Something bothered me though. And I couldn't quite put my finger on it. And so I mulled. Which is actually pretty hard to do actively. Mulling is a essentially a passive activity but, with practice one can mull actively without straying into "thinking" territory.
And at some point, it dawned on me, round about the 8th or 9th mug of tea of the day.
Sure Portal is good. But actually, in a way, only the game play mechanic and the humour are exceptional. Prey had a similar game play mechanic and it's not considered a modern classic. There have been other funny games but it doesn't guarantee them legend status.

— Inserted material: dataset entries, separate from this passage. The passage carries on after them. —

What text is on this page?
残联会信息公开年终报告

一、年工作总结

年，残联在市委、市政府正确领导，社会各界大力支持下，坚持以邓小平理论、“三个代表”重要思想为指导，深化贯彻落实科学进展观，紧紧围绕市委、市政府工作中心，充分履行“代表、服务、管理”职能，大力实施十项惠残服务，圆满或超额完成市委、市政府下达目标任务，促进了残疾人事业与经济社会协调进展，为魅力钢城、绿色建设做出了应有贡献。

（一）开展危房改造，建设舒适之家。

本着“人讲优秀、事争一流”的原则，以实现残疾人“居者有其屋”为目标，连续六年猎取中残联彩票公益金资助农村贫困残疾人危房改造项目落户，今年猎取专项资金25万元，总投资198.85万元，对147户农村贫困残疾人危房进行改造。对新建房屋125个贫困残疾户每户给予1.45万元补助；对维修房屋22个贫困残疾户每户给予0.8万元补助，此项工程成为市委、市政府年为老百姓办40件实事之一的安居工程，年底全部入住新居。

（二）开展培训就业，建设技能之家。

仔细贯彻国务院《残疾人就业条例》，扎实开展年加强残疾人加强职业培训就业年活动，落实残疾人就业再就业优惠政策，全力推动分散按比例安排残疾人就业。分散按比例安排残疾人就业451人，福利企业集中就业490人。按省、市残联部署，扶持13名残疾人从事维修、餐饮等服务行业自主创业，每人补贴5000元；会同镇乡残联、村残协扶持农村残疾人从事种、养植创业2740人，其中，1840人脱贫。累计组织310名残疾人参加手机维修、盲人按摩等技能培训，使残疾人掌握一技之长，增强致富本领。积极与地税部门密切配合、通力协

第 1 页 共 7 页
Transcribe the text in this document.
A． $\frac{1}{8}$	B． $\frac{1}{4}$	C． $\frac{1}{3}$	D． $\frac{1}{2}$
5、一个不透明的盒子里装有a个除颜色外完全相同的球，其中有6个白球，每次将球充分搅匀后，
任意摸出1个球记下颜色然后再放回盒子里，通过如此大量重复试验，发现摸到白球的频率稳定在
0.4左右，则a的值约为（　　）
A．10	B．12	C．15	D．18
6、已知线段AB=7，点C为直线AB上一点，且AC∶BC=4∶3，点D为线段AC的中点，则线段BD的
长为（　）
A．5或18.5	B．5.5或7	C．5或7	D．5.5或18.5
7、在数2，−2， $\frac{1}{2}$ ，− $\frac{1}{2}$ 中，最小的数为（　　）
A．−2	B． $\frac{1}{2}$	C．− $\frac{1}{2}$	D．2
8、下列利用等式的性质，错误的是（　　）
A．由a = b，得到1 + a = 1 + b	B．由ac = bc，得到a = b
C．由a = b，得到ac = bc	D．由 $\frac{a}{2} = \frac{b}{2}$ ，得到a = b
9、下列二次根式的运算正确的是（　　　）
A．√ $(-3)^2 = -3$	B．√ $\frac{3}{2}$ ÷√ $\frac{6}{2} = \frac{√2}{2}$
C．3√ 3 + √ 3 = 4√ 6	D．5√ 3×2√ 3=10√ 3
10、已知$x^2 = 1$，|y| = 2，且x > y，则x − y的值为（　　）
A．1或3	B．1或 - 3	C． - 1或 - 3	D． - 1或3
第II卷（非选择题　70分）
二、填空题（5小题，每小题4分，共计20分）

It's that whole package again and the fact that Portal stands out as a shining beacon in a sea of mediocre turds.
Not to dismiss Valve's remarkable achievement but Portal is made to look extra special because 99% of other games released are self indulgent crap. Look back at that point that I said I'd come back to. I was praising the fact that Portal didn't actively piss me off. How fucked up is that? I know that balancing game play is an art rather than a science but if you're no good at you're job then you should be fired. We don't go watch a film, realise that it's boring and then say "Well, editing the film to smooth out the pacing and heighten emotions is a difficult skill to master so I'll just put up with it". We don't look idly out the window as our plane plummets groundwards thinking "You know what, I'm going to give the pilot a break because, gosh darn it, this flying stuff is pretty tricky all round".
Fuck that shit.
We've put up with lame ass games for too long. With poorly designed pieces of crap that are derivative and generic and padded with repetitious, derivative, clichéd levels in order to justify the ever more ludicrous price tag. We've become so brain washed that we confuse lens flare and bloom for aesthetic.
Sod that, as they say in my country, for a game of toy soldiers.
If there's one thing my year in exile has taught me is that I can go with games for a year like some sort of Camelus dromedarius ludens and so now I'm going to do something radical - I'm only going to play games that are fun and if nothing comes out that tickles my fancy then there's always Rock Band and Mr Driller to tide me over.